After working on the screenplay for two years, Choi made his feature film directorial debut in 2004 with The Big Swindle and single-handedly re-imagined the heist and crime thriller genre into something uniquely Korean. His follow-up Tazza: The High Rollers, a gambling flick adapted from Huh Young-man and Kim Se-yeong's manhwa, was the second highest grossing Korean film of 2006, and producer/Sidus FNH CEO Cha Seung-jae praised Choi as "a genius storyteller for his spectacular ability to develop elaborate stories." 2009's Jeon Woo-chi: The Taoist Wizard was lauded as the first Korean fantasy/superhero blockbuster movie, earning Choi a reputation as an artistically innovative and commercially successful writer-director.

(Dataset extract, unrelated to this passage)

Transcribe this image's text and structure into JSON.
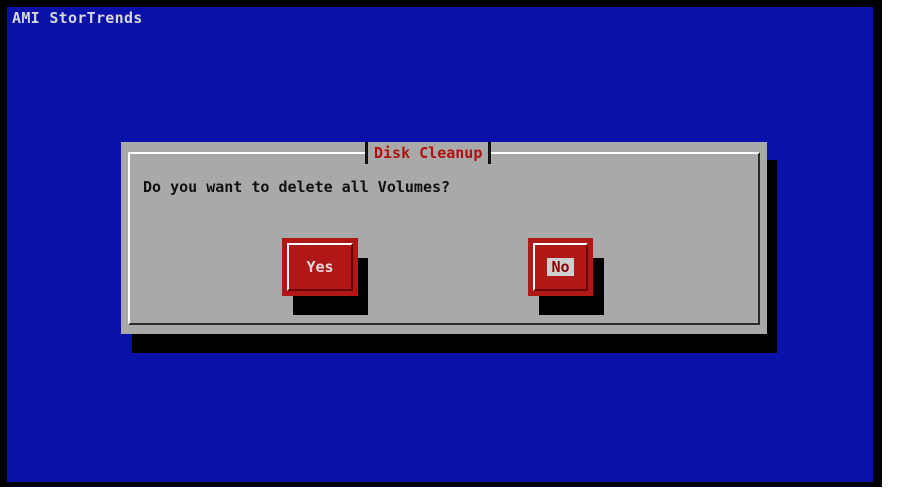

He returned to the heist genre in 2012 with the star-studded crime caper The Thieves, which attracted almost 13 million viewers in 70 days to become the second all-time highest grossing movie in Korean film history. In 2015, Choi made his first period film with Assassination, about freedom fighters during Japan's colonial rule, and it was once again a box office hit, crossing the 10 million admissions milestone on the 70th anniversary of South Korean independence.
Tazza and Thieves leading lady Kim Hye-soo described him as "a genius who also works extremely hard. I think he knows who he is, the exact kind of films that he wants to make, and how to make them."